Die nächste Hitzewelle kommt. Welche Temperaturen in den nächsten Tagen zu erwarten sind - und wann es besonders heiß wird.

Ende Juni war das Badewetter in Moers (Nordrhein-Westfalen) schon hervorragend - kommende Woche wird es nun wieder richtig heiß
Arnulf Stoffel/ DPA

Ende Juni war das Badewetter in Moers (Nordrhein-Westfalen) schon hervorragend - kommende Woche wird es nun wieder richtig heiß


Im Laufe der kommenden Woche wird es in Deutschland immer wärmer. "Der Donnerstag könnte nach jetzigem Stand den Höhepunkt der Hitzewelle markieren", sagte ein Sprecher des Deutschen Wetterdienstes (DWD) in Offenbach. Ursache sei das Hoch "Yvonne", das sich zum Wochenbeginn über Deutschland breit mache und zunehmend warme bis heiße Luft von Süden bringe.

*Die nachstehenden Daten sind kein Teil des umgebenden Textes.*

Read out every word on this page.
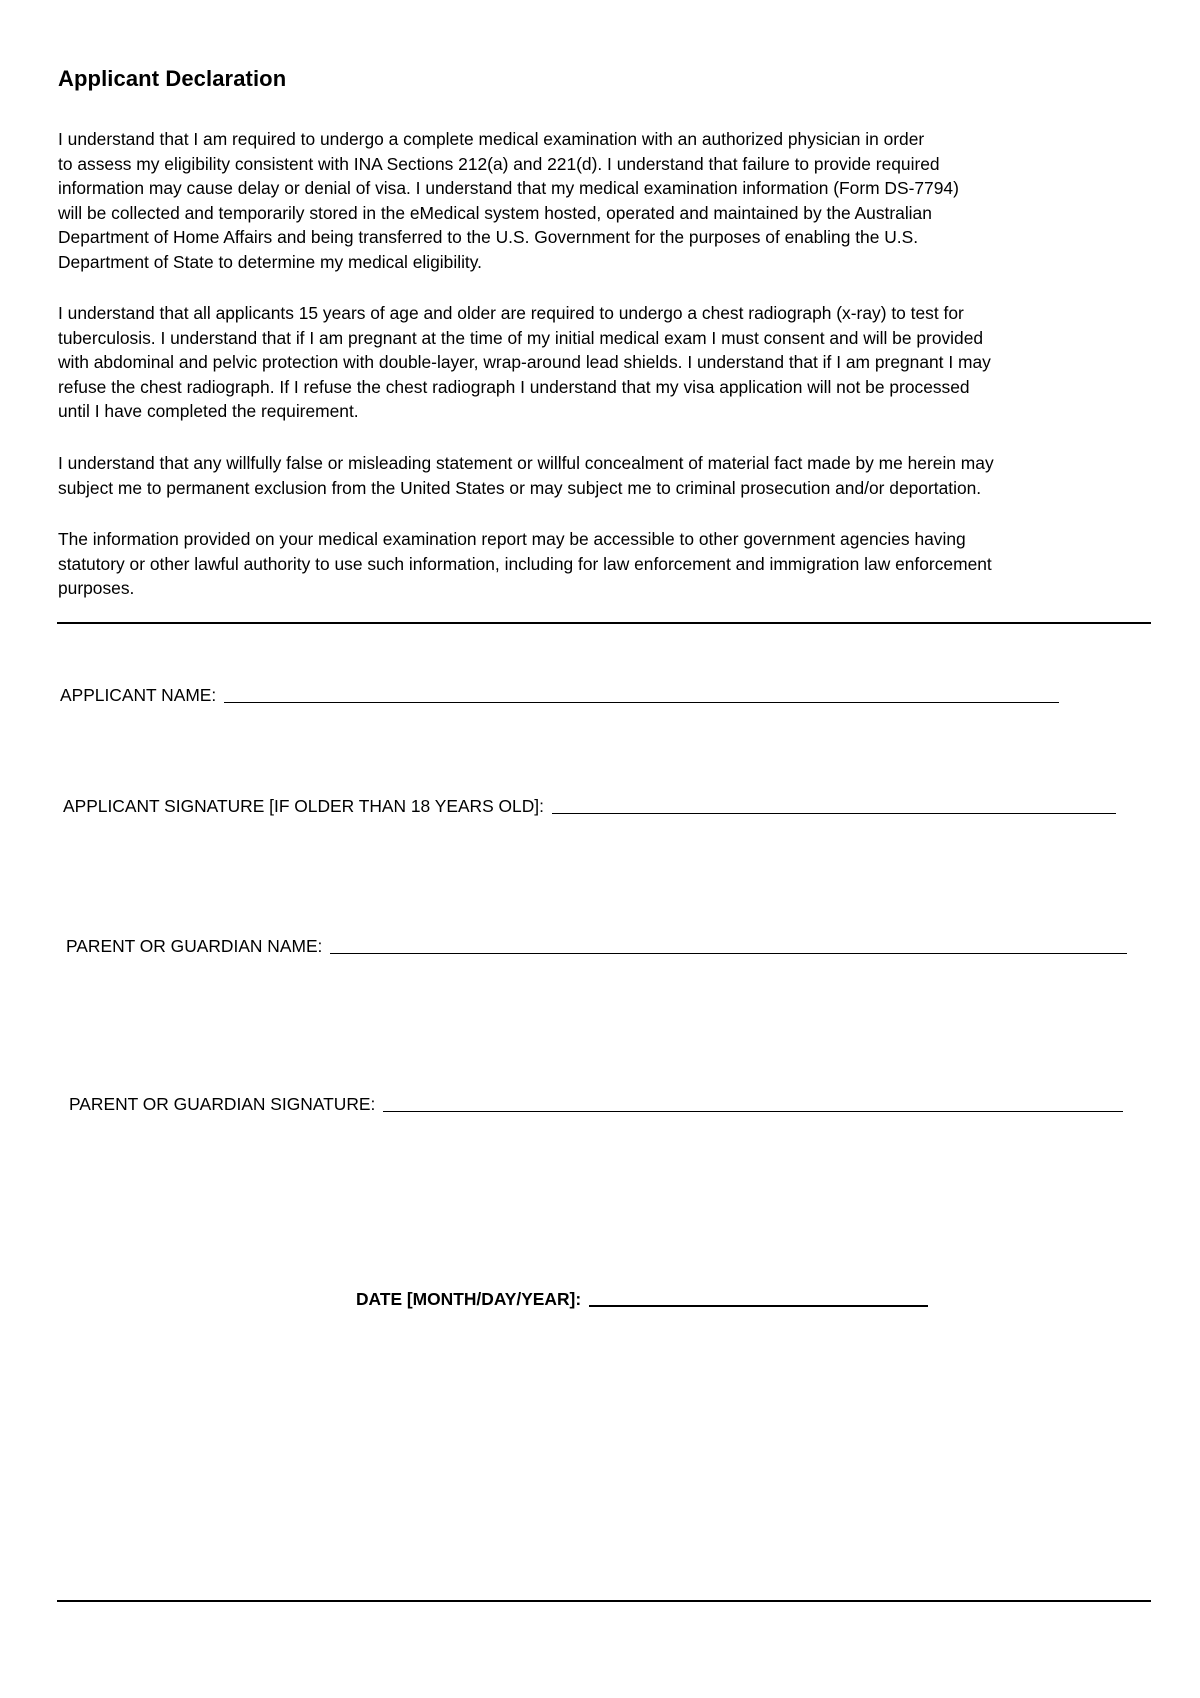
Applicant Declaration
I understand that I am required to undergo a complete medical examination with an authorized physician in order
to assess my eligibility consistent with INA Sections 212(a) and 221(d). I understand that failure to provide required
information may cause delay or denial of visa. I understand that my medical examination information (Form DS-7794)
will be collected and temporarily stored in the eMedical system hosted, operated and maintained by the Australian
Department of Home Affairs and being transferred to the U.S. Government for the purposes of enabling the U.S.
Department of State to determine my medical eligibility.
I understand that all applicants 15 years of age and older are required to undergo a chest radiograph (x-ray) to test for
tuberculosis. I understand that if I am pregnant at the time of my initial medical exam I must consent and will be provided
with abdominal and pelvic protection with double-layer, wrap-around lead shields. I understand that if I am pregnant I may
refuse the chest radiograph. If I refuse the chest radiograph I understand that my visa application will not be processed
until I have completed the requirement.
I understand that any willfully false or misleading statement or willful concealment of material fact made by me herein may
subject me to permanent exclusion from the United States or may subject me to criminal prosecution and/or deportation.
The information provided on your medical examination report may be accessible to other government agencies having
statutory or other lawful authority to use such information, including for law enforcement and immigration law enforcement
purposes.
APPLICANT NAME:
APPLICANT SIGNATURE [IF OLDER THAN 18 YEARS OLD]:
PARENT OR GUARDIAN NAME:
PARENT OR GUARDIAN SIGNATURE:
DATE [MONTH/DAY/YEAR]:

So sieht die Prognose für die kommenden Tage aus:

  • Montag: Im Süden und Südwesten wird es mit 29 bis 33 Grad bei viel Sonnenschein am wärmsten. Spürbar kühler bleibt es im Norden und Nordosten. Dort bringt ein letzter, schwacher Tiefausläufer viele Wolken und etwas Regen. Die Temperaturen liegen bei 20 bis 26 Grad.
  • Dienstag: Im Norden und Osten bleibt es bewölkt und größtenteils noch unter 30 Grad. Andernorts herrschen Temperaturen von 30 bis 33 Grad, in den Flussniederungen des Westens und Südwestens bis 35 Grad, prognostiziert der DWD.
  • Mittwoch: Überall viel Sonnenschein bei 30 bis 36 Grad, im Südwesten und Westen lokal bis 38 Grad. In den Ballungszentren sinkt die Temperatur auch nachts kaum noch unter 20 Grad.
  • Donnerstag: Jetzt wird es richtig heiß. 33 bis 38 Grad werden erwartet, im Westen und Südwesten könnte es sogar noch etwas heißer werden.
  • Zum nächsten Wochenende werden wieder Gewitter erwartet. Ob sie Abkühlung bringen, ist aber noch unklar.

Angesichts der erwarteten Hitze rät der DWD dazu, viel zu trinken und körperliche Anstrengungen im Freien zu vermeiden. Vor allem alte und kranke Menschen sowie kleine Kinder sollten in der kommenden Woche vorsichtig sein.

Schon an diesem Wochenende hat eine Unwetterfront etliche Freiluftfeste in Deutschland gestört. Heftiger Wind und Regen veranlassten die Veranstalter an verschiedenen Orten, die Besucher vorübergehend in Sicherheit zu bringen.

Das "Melt!"-Festival mit knapp 25.000 Besuchern in Gräfenhainichen (Sachsen-Anhalt) unterbrach sein Programm für rund zwei Stunden. In Düsseldorf stellte die Rheinkirmes ihren Betrieb am Samstag stundenlang ein.